The Last Supper is the first celebration of the Eucharist, the mass we celebrate today. And so is this breakfast on the beach. Jesus celebrates the mass. Jesus invites his disciples to bring themselves and all that they have [some of their fish] and bids them dine with him. ‘He took the bread, we read, and gave it to them, and did the same with the fish’. And like the disciples at Emmaus their eyes are finally opened in the breaking of the bread. The risen Christ in their midst. Didn’t their hearts beat within them! I’ll bet they did!

After breakfast Jesus has some very specific business with Peter. It always bears repeating that Peter, in so many gospel stories, is a stand-in for us. His enthusiasm, awkwardness, lack of understanding, and enormous love for Jesus are just like our own. So when the gospel story focuses on Peter, it’s fair to say that we are also a part of the story.

Peter is given the opportunity to undo his three time denial of Jesus with three affirmations of his love. Jesus tells him what to do with that love: feed the flock. Though the word “forgiveness” never appears in this story, it is nevertheless a critical theme. Peter, the impetuous, big-mouthed disciple, gave in to fear, and failed to acknowledge Jesus, failed to stick around for the bitter end. Now Peter is given the opportunity to face his risen Lord and begin again.
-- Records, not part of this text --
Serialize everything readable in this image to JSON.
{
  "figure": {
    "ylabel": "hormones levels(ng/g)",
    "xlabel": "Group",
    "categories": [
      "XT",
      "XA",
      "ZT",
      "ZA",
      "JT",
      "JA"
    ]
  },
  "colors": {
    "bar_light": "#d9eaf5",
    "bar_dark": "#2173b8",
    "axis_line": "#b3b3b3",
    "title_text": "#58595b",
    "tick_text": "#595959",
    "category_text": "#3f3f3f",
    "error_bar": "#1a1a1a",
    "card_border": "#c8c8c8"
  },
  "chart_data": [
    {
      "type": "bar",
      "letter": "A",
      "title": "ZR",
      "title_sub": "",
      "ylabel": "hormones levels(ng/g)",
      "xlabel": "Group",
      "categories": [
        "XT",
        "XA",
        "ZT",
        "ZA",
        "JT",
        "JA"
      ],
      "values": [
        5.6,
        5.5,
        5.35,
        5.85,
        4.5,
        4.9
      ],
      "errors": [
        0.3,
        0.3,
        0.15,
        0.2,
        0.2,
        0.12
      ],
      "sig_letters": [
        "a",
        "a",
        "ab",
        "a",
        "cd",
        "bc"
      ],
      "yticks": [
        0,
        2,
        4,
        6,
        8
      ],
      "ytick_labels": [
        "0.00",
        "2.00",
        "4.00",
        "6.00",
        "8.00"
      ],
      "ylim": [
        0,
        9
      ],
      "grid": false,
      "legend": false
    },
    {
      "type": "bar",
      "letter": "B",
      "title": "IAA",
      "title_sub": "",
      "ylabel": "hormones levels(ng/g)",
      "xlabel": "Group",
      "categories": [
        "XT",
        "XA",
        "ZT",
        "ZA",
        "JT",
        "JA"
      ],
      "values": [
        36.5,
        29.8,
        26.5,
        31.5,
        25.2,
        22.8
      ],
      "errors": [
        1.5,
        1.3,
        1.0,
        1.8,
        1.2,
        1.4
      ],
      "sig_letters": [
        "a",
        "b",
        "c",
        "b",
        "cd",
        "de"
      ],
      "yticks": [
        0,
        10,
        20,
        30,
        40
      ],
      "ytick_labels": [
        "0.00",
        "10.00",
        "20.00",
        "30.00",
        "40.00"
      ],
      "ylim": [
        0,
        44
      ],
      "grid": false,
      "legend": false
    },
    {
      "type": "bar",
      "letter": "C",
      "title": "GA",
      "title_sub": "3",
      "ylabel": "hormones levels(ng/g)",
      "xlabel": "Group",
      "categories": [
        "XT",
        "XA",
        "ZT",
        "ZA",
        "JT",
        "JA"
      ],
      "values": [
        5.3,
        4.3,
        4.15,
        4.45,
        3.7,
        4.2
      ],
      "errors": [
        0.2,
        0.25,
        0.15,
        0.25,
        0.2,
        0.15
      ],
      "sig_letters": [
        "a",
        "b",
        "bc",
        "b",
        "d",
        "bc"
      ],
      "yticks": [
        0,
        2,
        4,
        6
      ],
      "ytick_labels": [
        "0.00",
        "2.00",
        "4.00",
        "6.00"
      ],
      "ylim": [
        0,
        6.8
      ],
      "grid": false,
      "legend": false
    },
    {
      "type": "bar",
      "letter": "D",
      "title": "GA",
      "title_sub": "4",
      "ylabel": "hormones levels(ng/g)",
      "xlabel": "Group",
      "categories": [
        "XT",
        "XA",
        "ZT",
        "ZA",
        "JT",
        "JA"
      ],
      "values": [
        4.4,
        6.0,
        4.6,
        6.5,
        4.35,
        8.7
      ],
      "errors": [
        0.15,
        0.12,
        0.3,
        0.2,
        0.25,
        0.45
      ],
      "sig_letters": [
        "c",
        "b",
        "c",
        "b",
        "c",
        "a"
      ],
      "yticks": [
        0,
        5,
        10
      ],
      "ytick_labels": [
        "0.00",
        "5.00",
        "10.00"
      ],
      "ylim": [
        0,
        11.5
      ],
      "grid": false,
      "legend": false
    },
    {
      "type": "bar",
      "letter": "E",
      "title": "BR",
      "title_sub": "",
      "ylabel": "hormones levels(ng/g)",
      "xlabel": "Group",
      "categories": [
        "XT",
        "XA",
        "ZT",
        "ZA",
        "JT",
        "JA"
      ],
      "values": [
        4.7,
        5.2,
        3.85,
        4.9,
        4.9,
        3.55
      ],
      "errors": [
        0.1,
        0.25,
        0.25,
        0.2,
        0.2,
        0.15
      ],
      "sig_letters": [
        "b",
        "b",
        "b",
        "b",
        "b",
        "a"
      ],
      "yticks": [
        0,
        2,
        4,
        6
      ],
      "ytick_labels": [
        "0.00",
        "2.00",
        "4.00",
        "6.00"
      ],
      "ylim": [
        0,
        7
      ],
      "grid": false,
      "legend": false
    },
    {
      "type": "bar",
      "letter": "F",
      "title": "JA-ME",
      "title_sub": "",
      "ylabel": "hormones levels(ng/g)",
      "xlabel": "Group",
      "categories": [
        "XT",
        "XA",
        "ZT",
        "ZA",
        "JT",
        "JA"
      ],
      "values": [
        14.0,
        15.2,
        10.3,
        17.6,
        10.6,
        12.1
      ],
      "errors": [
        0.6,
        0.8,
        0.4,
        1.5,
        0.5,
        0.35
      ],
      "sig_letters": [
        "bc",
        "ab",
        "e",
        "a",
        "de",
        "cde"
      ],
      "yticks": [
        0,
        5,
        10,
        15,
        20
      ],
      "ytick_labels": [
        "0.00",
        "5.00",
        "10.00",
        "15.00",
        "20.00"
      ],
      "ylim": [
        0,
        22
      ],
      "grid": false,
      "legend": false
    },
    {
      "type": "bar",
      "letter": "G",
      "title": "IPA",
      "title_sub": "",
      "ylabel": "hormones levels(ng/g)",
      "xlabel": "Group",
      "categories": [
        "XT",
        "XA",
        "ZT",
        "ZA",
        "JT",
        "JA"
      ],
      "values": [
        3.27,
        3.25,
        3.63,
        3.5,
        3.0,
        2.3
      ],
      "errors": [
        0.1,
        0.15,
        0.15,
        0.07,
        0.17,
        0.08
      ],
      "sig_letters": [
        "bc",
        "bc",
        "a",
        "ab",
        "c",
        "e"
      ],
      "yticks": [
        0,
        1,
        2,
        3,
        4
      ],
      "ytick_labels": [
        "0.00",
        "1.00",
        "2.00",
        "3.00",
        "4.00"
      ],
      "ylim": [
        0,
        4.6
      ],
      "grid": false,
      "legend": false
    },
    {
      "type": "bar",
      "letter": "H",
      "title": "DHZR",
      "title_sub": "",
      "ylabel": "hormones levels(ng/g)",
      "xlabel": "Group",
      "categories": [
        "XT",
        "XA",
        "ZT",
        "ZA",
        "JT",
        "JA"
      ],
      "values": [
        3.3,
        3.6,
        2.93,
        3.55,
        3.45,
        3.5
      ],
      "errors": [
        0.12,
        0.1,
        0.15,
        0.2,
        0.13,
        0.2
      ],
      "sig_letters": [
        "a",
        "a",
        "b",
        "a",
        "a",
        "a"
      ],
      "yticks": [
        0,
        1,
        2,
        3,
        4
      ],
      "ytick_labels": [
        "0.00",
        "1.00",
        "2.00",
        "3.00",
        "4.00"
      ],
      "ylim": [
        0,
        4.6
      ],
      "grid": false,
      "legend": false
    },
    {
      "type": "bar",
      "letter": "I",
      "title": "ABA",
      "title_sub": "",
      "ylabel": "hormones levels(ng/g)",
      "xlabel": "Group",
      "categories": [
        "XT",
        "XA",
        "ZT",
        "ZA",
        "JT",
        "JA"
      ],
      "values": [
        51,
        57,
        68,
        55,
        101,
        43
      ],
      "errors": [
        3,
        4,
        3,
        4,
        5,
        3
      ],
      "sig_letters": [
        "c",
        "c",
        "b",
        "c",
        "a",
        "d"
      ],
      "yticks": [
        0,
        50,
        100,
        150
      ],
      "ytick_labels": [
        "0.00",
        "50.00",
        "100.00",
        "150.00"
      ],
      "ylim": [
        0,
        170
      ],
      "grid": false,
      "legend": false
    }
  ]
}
And this story offers some of the deepest implications of Resurrection for us: we are forgiven. We are invited to start over. We are completely loved. And we have a job to do. This isn’t only Peter’s story; it’s our story, too. When fear holds us back, love calls us forward. When we feel trapped by the way things have always been, Jesus invites us to cast our nets on the other side of the boat – change our perspective, in light of the Resurrection.

So what does this mean for you and me? Are we held back from the abundant life Jesus promises by guilt, shame and fear? If we understood ourselves to be completely forgiven, completely loved, and completely free, how would that change the choices we make in life? And if we, the people of St Michael and All Angels are completely loved, completely forgiven and completely free, what does that imply about how we are be and act as the people of God in this parish and city? What will that mean as soon you will begin a parish consultation as you look at call a new vicar.

We are called not only to proclaim God’s love, known to us in Jesus, but to act on it. That means setting aside fear, and the way fear binds us into small lives; and embracing love as the basis of every action we undertake.

God’s love, set loose in the world in the Resurrection, needs our hands and feet and hearts to make it concrete in our place and time. Like Peter, we’re invited to change our perspective, and cast our nets where the love of God is available for us and there’s plenty for everyone.

Jesus invites us: Come and have breakfast.

In the morning light of Resurrection, there is no room for guilt and fear. We are forgiven, loved, and free, and we have some sheep to feed.

I end this sermon with a George Herbert poem which has changed my life. The poet is describing the heavenly banquet to which we are all invited but which this particular guest is too ashamed and fearful to accept.

Love bade me welcome: yet my soul drew back,
Guiltie of dust and sinne.
But quick-ey’d Love, observing me grow slack
From my first entrance in,
Drew nearer to me, sweetly questioning,
If I lack’d anything.

A guest, I answer’d, worthy to be here:
Love said, You shall be he.
I the unkinde, ungrateful? Ah, my deare,
I cannot look on thee.
Love took my hand, and smiling did reply,
Who made the eyes but I?

Truth Lord, but I have marr’d them: let my shame
Go where it doth deserve.
And knowe you not, sayes Love, who bore the blame?
My deare, then I will serve.
You must sit down and eat, sayes Love, and taste my meat:
So I did sit and eat.

Jesus invites us today in this mass – ‘Come and have breakfast’!